While clinging to hope that a cold winter, economic recovery and drilling slumps will sop up the North American natural gas glut, Canadian suppliers remain braced for the long spell of lean prices to stretch well into 2010.

Preparations for the worst case scenario are showing in both the industry and Alberta, Canada’s main gas-producing province.

Talisman Energy Inc. announced a 15% staff reduction that cut 220 employees from the Calgary head office for its Canadian operations (see related story). The paring is part of a previously announced reorganization to shift focus onto shale gas development, which reduces the volume of drilling.

While horizontal shale drilling is more expensive than conventional activity, the new technique effectively cuts costs per unit of production by increasing the reserves tapped by each well.

The Alberta government, meanwhile, released a provincial budget update that forecasts Canadian gas prices will stay low enough to hold the annual average down to C$3.25 per gigajoule (US$3.24/MMBtu) for its fiscal year ending next March 31. The bleak pricing outlook translates into a 46% drop in projected 2009-2010 provincial gas royalties to C$1.9 billion.

The gas glut and resulting price slump have gutted Alberta gas royalties, which are the provincial treasury’s biggest single revenue source and which peaked at C$8.4 billion (US$8 billion) in 2005-2006. After almost a decade of running surpluses the provincial budget has been driven into the red by the gas plunge, with an unpredictable but certainly multibillion-dollar deficit prompting austerity measures in services such as education and health care.

Persistence of the gas glut into the heating season — temperatures have dropped into the minus 20 degrees Celsius range in Alberta — is prompting a mood swing among formerly optimistic industry analysts. “We are becoming a little more bearish,” Macquarie Capital Markets Canada research Chief Chris Felton told an investment symposium held last week in Calgary by the Small Explorers and Producers Association of Canada.

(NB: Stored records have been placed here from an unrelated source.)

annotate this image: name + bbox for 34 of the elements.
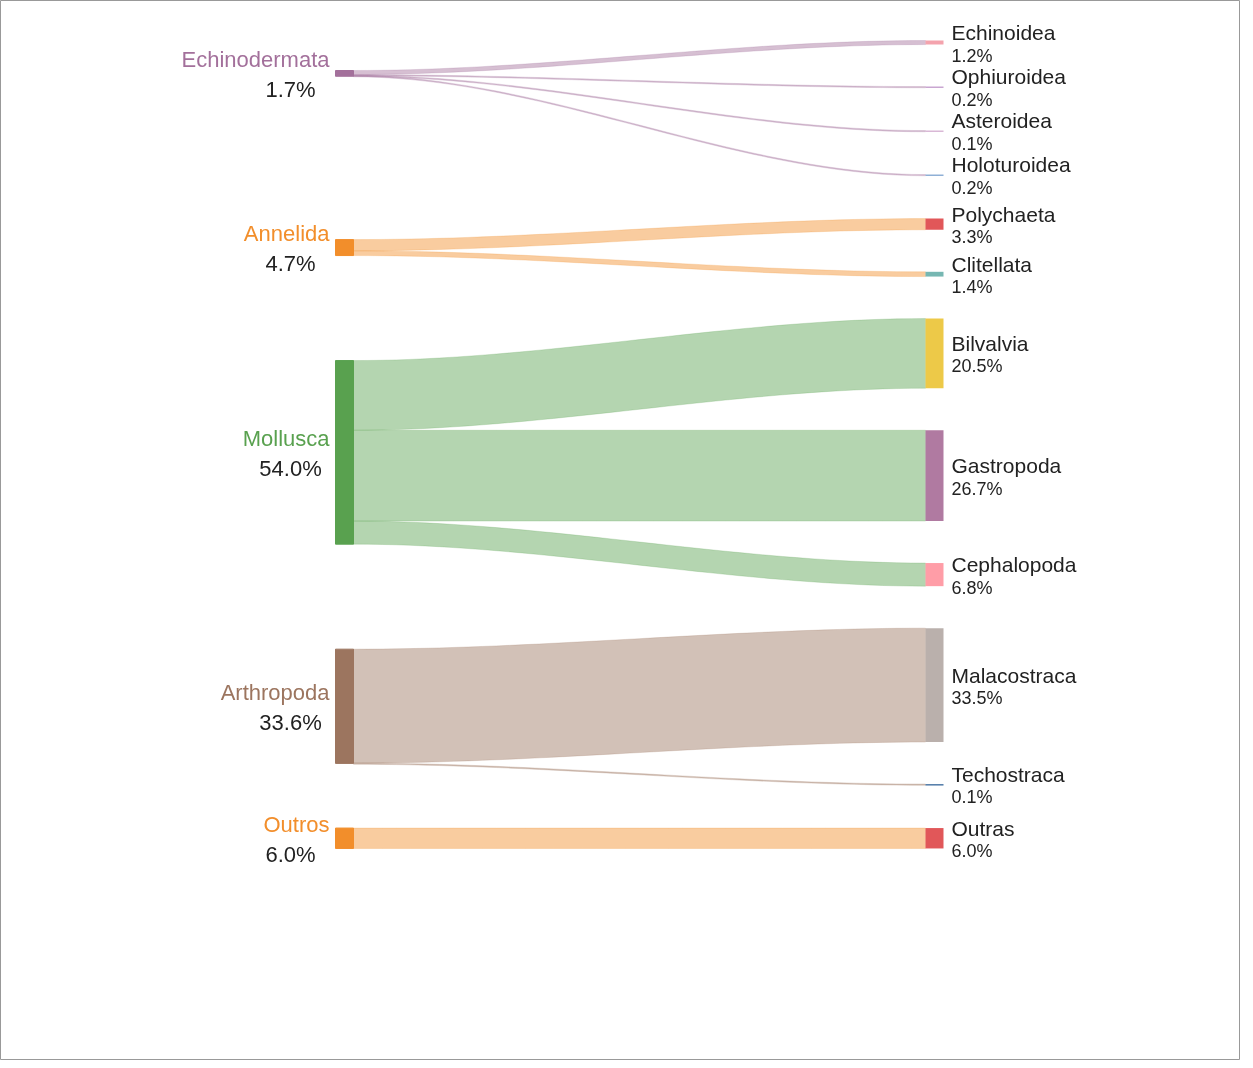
data-label: 1.2% bbox=[951, 45, 993, 66]
category-label: Asteroidea bbox=[951, 109, 1053, 133]
category-label: Echinoidea bbox=[951, 21, 1056, 45]
data-label: 20.5% bbox=[951, 356, 1003, 377]
text: 1.7% bbox=[265, 76, 316, 102]
category-label: Clitellata bbox=[951, 252, 1033, 276]
category-label: Bilvalvia bbox=[951, 331, 1029, 355]
text: 54.0% bbox=[259, 455, 322, 481]
data-label: 33.5% bbox=[951, 688, 1003, 709]
legend-label: Mollusca bbox=[242, 425, 331, 451]
legend-label: Outros bbox=[263, 811, 330, 837]
data-label: 6.8% bbox=[951, 577, 993, 598]
category-label: Ophiuroidea bbox=[951, 65, 1067, 89]
category-label: Malacostraca bbox=[951, 663, 1077, 687]
data-label: 1.4% bbox=[951, 277, 993, 298]
data-label: 6.0% bbox=[951, 841, 993, 862]
category-label: Gastropoda bbox=[951, 454, 1062, 478]
data-label: 0.2% bbox=[951, 89, 993, 110]
text: 33.6% bbox=[259, 709, 322, 735]
legend-label: Echinodermata bbox=[181, 46, 331, 72]
category-label: Holoturoidea bbox=[951, 153, 1071, 177]
category-label: Cephalopoda bbox=[951, 553, 1077, 577]
category-label: Techostraca bbox=[951, 762, 1066, 786]
data-label: 0.1% bbox=[951, 133, 993, 154]
category-label: Outras bbox=[951, 816, 1015, 840]
legend-label: Arthropoda bbox=[220, 679, 331, 705]
category-label: Polychaeta bbox=[951, 202, 1056, 226]
data-label: 0.1% bbox=[951, 787, 993, 808]
data-label: 0.2% bbox=[951, 177, 993, 198]
legend-label: Annelida bbox=[243, 221, 331, 247]
data-label: 26.7% bbox=[951, 478, 1003, 499]
data-label: 3.3% bbox=[951, 227, 993, 248]
text: 4.7% bbox=[265, 251, 316, 277]
text: 6.0% bbox=[265, 841, 316, 867]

For now, Macquarie is standing by previous forecasts that gas will rebound to an annual average US$7.00/MMBtu for 2010. But the improvement increasingly looks like it will start later in the new year than previously expected, Felton said. “We’ve got lots of gas,” he added, pointing to storage facilities filled to the brim with inventories of 611 Bcf in Canada and 3.8 Tcf in the United States.

The onset of frosty weather in Western Canada has given gas prices a lift. Alberta trading hub prices have risen to a range of C$4.80-5.00 (US$4.56-4.75)/MMBtu. But the current cold snap spike remains only half as high as peaks hit when supply and demand are in better balance.

Current prices are just high enough to cover estimated costs of “half-cycle” supply development, or drilling new wells into established fields where no pipeline or other construction is needed. The breakeven price for in-fill supply development averages C$4.25 (US$4.04)/MMBtu across the Western Canadian Sedimentary Basin, the Calgary energy investment boutique of Peters & Co. calculates in a research note. The break-even point for “full-cycle” development, including new pipeline and processing facilities, is estimated to be C$5.55 (US$5.27)/MMBtu.

Enough Canadian producers have cut costs below the industry average, and are executing switches into shale gas, to ignite a modest drilling recovery.

As of last week, Calgary-based FirstEnergy Capital Corp. estimates the number of drilling rigs working across western Canada has grown to 377. That remains fewer than the 430 rigs that were active at the same time in 2008, but the new total is a big improvement on the virtual halt in activity hit by the Canadian industry in the spring and summer of this year.

“Our current bullish forecast has prices ramping up to the high C$5 (US$4.75)/Mcf range during first-quarter 2010, but this will be highly dependent on exports and the weather,” FirstEnergy said.